Her cum had no sooner ended when Cherie sat up, bringing Shane to her knees in front of her, Shane holding Cherie's face in her hands and kissing her, thinking this was like fucking a wild mare.

"Fucking amazing," Cherie murmured, "I can't wait to tell Harry, he'll be so jealous."

"Cherie!" They heard Steve Jaffe call from the foyer. "Cherie," he called again, coming up the stairs.

"Oh my God!" Cherie blurted. "It's Steve!"

"Fuck!" Shane swore as she scrambled to find her shirt while Cherie found her thong and laid back on the floor to pull it up her cum-and-sweat dampened legs. Shane scrambled toward the bathroom with her shirt, tripping and falling but rapidly getting the door closed just as Cherie stood up and Steve Jaffe, unaware, entered the room. Cherie smiled at him, breathlessly, holding up her black peignoir in front of her.

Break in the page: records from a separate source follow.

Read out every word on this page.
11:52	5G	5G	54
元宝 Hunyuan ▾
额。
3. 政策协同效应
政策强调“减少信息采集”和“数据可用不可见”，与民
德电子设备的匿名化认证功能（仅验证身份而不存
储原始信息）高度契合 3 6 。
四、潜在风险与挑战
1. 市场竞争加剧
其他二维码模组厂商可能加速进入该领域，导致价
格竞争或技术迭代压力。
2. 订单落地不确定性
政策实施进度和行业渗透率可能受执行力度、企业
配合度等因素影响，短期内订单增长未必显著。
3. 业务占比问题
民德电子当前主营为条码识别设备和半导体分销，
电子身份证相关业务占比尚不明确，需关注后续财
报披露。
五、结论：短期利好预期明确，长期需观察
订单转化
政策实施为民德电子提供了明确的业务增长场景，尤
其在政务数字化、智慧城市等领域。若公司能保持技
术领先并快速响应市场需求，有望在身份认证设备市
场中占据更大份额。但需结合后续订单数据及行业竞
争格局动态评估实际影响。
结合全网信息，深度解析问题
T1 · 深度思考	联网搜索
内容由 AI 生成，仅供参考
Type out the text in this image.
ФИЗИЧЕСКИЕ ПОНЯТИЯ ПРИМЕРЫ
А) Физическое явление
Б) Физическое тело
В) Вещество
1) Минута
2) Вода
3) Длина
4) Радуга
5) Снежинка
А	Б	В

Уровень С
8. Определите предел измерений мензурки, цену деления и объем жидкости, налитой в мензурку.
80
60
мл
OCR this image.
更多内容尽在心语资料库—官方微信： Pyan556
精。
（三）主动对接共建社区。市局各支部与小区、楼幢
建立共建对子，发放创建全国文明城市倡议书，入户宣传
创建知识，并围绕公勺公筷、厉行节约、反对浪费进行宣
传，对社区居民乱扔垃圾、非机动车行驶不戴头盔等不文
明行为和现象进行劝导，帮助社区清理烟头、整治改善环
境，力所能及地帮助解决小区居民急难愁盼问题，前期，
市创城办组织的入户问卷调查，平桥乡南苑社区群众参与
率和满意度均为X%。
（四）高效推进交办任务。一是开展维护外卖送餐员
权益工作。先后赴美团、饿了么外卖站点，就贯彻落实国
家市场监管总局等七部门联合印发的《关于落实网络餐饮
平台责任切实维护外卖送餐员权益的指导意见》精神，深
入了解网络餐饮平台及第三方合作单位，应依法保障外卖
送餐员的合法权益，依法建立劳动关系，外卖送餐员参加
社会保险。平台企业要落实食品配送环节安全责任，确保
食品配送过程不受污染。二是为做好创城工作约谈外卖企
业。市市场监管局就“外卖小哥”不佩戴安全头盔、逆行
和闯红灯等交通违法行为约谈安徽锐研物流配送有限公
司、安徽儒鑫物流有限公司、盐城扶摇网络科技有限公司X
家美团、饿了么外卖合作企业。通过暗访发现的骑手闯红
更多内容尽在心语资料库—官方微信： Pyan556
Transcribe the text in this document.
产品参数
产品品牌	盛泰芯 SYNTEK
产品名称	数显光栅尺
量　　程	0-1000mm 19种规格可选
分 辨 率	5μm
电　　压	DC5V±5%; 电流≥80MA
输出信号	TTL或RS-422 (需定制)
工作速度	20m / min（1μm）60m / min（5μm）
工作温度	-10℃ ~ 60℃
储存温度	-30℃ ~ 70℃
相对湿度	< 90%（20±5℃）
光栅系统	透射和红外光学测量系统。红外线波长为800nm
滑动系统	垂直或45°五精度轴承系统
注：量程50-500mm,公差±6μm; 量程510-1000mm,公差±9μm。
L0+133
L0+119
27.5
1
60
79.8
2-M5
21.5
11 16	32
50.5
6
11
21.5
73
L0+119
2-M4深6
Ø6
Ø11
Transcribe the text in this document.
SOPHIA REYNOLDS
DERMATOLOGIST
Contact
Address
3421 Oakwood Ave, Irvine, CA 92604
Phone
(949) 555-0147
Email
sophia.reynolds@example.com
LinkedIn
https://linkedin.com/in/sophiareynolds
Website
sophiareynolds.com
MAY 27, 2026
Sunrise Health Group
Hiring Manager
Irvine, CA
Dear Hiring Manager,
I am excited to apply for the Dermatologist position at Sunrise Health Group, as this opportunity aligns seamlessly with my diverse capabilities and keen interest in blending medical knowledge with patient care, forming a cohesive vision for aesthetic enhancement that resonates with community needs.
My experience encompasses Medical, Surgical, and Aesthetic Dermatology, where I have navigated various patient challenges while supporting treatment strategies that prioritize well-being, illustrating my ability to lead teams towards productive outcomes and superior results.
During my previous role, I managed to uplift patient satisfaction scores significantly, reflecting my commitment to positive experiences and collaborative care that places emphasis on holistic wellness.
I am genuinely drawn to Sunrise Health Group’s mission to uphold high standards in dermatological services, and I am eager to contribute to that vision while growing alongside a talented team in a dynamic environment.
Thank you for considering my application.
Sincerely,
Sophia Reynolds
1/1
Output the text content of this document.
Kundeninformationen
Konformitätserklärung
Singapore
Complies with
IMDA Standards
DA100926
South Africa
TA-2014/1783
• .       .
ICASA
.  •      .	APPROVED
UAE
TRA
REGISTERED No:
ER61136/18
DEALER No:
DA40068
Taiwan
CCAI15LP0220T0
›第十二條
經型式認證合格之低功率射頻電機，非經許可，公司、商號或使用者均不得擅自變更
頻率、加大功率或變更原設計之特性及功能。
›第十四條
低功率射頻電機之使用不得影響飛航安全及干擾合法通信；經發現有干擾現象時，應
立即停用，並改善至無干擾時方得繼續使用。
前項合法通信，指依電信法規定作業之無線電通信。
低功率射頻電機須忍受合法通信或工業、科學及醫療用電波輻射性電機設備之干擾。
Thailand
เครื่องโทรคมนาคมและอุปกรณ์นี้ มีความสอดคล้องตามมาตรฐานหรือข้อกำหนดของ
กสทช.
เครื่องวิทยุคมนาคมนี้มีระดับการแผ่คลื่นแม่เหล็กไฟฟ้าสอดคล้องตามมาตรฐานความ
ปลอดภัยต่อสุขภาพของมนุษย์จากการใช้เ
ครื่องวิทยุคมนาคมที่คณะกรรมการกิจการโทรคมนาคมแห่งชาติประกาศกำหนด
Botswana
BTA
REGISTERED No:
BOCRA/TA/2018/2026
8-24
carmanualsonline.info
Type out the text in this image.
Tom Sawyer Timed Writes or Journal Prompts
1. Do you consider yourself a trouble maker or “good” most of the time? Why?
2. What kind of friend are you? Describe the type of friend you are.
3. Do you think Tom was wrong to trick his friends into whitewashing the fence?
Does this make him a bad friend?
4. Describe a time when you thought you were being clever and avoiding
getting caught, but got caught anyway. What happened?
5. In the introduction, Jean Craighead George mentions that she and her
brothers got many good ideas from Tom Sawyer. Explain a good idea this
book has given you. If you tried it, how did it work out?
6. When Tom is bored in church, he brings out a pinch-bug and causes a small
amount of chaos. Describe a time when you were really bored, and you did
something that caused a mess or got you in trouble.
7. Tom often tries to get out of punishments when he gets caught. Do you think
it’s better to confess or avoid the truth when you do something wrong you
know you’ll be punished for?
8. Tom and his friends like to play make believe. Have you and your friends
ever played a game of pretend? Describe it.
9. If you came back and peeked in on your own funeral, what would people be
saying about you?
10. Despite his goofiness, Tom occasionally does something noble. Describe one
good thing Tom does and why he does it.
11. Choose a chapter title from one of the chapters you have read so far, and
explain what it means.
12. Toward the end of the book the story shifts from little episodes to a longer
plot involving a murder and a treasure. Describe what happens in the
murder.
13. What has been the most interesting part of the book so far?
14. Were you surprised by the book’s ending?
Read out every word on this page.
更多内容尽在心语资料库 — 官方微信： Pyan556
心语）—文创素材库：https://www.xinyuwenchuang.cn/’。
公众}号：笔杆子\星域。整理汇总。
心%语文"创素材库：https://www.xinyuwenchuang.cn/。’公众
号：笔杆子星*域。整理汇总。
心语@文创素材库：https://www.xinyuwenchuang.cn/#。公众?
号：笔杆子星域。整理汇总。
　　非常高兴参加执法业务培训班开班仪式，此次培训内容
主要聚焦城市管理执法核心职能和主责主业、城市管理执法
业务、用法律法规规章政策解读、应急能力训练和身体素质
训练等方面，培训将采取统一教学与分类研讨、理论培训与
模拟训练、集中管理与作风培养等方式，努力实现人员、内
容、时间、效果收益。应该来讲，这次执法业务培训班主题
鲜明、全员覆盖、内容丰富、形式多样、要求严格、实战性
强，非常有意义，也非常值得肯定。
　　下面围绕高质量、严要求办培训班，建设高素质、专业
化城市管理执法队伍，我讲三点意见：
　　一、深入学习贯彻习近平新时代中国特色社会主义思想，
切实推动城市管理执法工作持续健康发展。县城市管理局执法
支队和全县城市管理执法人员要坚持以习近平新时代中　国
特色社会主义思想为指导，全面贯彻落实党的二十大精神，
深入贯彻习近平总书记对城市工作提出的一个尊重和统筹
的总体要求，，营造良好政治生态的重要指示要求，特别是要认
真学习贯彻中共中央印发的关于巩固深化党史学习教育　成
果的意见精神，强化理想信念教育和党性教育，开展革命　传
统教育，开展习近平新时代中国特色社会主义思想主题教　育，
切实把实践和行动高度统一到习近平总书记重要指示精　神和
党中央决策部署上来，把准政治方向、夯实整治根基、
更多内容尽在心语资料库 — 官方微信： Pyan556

"Honey! You're always interrupting me when I'm not ready," Cherie whined to Steve.

"I thought you'd be dressed by now," he said, sauntering toward her.

"I was just getting my hair done," she told him, putting on her peignoir.

He looked at her hair, which was shaggy, disheveled and mussed.

"Ummm," he grunted. "Looks good."

"It's the just-fucked look," Cherie said, patting her hair into place.

He leaned forward and they kissed. "Yeah? Well, works for me," he said, fondly.

Just then Shane came out of the bathroom, dressed. "Uh, hi," she said.

Steve walked toward her, his hand outstretched to shake. "You must be Shane," he said cordially.

She gestured with her hands, not wanting to shake.

"Uh, my hands are wet," she said, as though she'd just washed them. It was true they were damp -- and a little sticky as well.

"That's okay," Steve said, smiling and friendly.

Shane glanced at Cherie. "Uh, yeah, you look great," she told her.

"It's good to be able to put a face to the name," Steve said, never realizing Shane had just put that face somewhere else. "Harry won't stop talking about you."

"She's the best," Cherie said.

"Okay," Shane said, heading for the door. She stopped in front of Cherie, flicked a strand of hair off her forehead, fussed a little bit, and regarded her non-work. "Excellent," she said. "You look lovely." She turned to Steve. "It was nice meeting you." She spun and headed for the door as Steve waved goodbye.

"So ... um ... if I need a touch-up I'll call you," Cherie said.

"Yup, yup," Shane said going through the door and down the hall as fast as politely possible.

***

Shane did Cherie three more times (and her hair twice) before Thanksgiving, when the Jaffes flew to Cabo for a five-day weekend. Then she did Cherie and/or her hair once a week up until Christmas. For the second post-Thanksgiving appointment Cherie's minion had booked a room at a hotel near the Kodak Center, and had asked for Shane to be there at one o'clock, and for her to spend the rest of the day there, as Cherie wanted Shane to do the hair of a friend of hers as well.

When Shane knocked on the door of the hotel suite at five of one, it was answered by a stunning, petite Asian woman wearing a white half-slip and a white bra she didn't really need.